ROBERT CARLSON was introduced to glass by his good friend Tom Philabaum in 1980. He has been working on Bainbridge Island, Washington since 1987, where he lives with his wife Mary Fontaine-Carlson. Their daughter Nora Carlson is a recent graduate of Kenyon College of Gambier OH.
A teacher of many workshops, he has taught at the Pilchuck Glass School, Penland School of Crafts, Haystack Mountain School of Crafts, Bild-Werk and The Glass Furnace among other glass programs. He has been a visiting artist at California College of Arts and Crafts, California State University at Fullerton, Kent State University, University of Illinois, Hastings College, University of Miami and others. His work is represented in the collections of the Corning Museum of Glass, Los Angeles County Museum of Art, Toledo Museum of Art, Tampa Museum of Art, The Glass Museum, Glasmuseum Frauenau and others. Among his awards are a Lifetime Membership Award from the Glass Art Society, John Hauberg Fellowship at the Pilchuck School, National Endowment for the Arts Fellowship in 1990, a Visual Artists Residency at the Centrum Foundation in 1992 and many others. Mr. Carlson was president of the Glass Art Society from 1994-1996 and served on the board for 6 years. He also served on the board of the American Craft Council for 3 years as well as on the Artists Advisory Council of Pilchuck from 1989-90.
My pieces are three-dimensional narratives that are meant to be “grocked” (the term Robert Heinlein coined to express complete and immediate understanding) as opposed to “understood”. Unlike a written narrative, where a linear progression of words slowly brings the reader to the story and ultimately to an understanding, my sculptures present an entire narrative experience in a unique and more immediate visual format. To me this is the beauty and allure of painted glass sculpture.

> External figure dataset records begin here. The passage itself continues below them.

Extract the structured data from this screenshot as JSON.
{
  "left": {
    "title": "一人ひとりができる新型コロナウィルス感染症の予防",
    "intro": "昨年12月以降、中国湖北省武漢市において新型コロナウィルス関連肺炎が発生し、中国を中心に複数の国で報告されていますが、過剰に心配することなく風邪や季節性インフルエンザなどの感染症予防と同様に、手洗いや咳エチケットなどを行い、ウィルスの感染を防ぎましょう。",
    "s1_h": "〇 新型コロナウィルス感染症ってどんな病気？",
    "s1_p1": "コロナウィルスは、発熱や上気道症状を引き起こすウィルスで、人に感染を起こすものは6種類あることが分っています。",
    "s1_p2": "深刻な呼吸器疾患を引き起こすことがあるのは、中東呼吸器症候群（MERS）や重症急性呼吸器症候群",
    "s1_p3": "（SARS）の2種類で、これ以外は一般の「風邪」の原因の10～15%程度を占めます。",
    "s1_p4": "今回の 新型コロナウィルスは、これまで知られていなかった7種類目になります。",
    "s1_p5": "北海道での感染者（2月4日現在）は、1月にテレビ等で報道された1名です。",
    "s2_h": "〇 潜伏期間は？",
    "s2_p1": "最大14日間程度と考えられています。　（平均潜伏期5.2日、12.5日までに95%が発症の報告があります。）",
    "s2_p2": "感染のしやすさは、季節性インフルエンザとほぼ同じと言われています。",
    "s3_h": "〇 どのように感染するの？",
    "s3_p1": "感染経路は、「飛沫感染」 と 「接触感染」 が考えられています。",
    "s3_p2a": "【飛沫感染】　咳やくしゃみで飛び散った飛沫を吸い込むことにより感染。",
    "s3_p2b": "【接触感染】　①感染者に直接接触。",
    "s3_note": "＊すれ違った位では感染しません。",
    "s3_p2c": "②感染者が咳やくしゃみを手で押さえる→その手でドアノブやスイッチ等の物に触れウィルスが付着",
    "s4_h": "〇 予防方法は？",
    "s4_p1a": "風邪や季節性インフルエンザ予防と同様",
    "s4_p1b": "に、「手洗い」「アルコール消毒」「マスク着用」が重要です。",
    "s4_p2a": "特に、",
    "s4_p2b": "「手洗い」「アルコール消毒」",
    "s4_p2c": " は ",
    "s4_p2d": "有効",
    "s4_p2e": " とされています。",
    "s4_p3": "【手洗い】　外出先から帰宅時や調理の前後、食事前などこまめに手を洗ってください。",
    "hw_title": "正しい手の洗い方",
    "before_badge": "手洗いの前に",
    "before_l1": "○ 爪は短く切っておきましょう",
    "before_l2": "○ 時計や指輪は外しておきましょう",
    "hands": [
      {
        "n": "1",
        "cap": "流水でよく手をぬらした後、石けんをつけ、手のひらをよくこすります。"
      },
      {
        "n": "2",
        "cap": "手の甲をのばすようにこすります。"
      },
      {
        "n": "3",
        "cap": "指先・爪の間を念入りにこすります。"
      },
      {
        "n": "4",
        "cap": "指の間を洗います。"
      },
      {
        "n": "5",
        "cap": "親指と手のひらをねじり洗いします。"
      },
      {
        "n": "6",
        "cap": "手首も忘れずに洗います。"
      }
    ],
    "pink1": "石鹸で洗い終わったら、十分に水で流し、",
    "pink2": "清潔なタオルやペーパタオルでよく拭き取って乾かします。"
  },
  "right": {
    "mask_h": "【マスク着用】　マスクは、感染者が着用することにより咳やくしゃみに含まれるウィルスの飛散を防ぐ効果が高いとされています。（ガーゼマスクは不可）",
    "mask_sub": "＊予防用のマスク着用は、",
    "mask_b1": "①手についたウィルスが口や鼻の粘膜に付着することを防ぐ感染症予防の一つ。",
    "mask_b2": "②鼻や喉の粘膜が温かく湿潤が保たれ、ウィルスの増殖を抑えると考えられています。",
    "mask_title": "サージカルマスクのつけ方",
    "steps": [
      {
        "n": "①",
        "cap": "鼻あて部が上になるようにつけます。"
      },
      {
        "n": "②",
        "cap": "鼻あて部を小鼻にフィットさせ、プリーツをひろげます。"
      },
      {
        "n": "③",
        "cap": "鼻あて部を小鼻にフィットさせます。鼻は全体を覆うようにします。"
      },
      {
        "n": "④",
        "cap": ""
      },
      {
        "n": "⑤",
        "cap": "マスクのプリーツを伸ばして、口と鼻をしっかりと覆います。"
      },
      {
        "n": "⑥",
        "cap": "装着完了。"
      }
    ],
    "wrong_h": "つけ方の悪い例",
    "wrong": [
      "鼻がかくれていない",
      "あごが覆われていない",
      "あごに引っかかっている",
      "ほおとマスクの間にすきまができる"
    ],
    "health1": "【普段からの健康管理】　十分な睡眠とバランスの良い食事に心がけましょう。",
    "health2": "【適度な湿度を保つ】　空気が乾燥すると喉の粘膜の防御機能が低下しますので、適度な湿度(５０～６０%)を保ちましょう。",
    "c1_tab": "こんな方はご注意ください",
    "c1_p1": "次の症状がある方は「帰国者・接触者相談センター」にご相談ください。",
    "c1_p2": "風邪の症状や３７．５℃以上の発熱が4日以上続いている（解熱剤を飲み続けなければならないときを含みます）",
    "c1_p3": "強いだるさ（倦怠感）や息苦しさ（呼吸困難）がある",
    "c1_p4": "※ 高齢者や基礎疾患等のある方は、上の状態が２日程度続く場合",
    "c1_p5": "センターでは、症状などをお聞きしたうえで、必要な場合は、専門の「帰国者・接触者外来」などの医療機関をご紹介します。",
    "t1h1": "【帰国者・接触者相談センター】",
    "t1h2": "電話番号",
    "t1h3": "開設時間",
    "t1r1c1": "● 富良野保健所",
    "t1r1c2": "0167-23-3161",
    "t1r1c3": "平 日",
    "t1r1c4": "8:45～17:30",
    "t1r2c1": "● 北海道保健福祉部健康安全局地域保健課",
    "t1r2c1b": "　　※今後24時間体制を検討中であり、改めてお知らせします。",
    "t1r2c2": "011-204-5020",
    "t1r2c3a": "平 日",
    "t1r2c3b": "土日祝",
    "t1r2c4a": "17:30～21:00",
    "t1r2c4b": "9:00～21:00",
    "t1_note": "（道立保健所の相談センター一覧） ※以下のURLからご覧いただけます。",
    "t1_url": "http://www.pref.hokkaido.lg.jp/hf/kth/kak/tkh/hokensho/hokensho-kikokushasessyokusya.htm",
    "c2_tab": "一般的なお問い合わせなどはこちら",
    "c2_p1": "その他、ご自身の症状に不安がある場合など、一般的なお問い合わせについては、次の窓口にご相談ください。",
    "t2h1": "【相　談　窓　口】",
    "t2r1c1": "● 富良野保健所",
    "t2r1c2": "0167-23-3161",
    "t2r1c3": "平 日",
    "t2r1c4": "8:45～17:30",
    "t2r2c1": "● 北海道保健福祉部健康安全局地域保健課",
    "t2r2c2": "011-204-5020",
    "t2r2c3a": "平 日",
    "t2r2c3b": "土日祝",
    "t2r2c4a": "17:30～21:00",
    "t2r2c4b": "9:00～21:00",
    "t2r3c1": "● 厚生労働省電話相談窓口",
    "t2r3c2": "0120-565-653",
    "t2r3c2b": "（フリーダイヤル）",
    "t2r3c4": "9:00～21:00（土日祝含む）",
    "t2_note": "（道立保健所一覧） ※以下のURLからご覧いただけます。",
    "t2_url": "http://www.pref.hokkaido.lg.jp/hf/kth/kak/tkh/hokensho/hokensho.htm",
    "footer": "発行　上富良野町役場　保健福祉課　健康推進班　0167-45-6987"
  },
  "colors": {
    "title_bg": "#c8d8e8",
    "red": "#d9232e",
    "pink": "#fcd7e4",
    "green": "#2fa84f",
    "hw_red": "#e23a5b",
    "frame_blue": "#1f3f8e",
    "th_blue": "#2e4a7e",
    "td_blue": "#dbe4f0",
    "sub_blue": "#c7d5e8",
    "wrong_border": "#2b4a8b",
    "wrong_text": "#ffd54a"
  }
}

The images and forms I use are archetypal and personal, iconographic and idiosyncratic. This is after all how we experience life, incorporating the largest conception of creation, a god concept, down through the cosmological, into the iconographic, then the identity markers of nationality, religion, gender and finally to the uniquely personal and mundane. Our moment-to-moment experience of being depends on where we place the emphasis on this continuum. One thing is certain, the more our experience feels like awe and incomprehension, the closer we are to the “god” end of the continuum!
While I have always loved the process of “glass blowing”, my sculptures had to be about more than just the glass and it’s inherent properties. Painting on glass has allowed me to transform this beautiful and seductive material into narrative sculptures that express the deep inner life that animates all human beings. The glass gives these sculptures form, but the paint gives them meaning. For me this is the most important part of my work.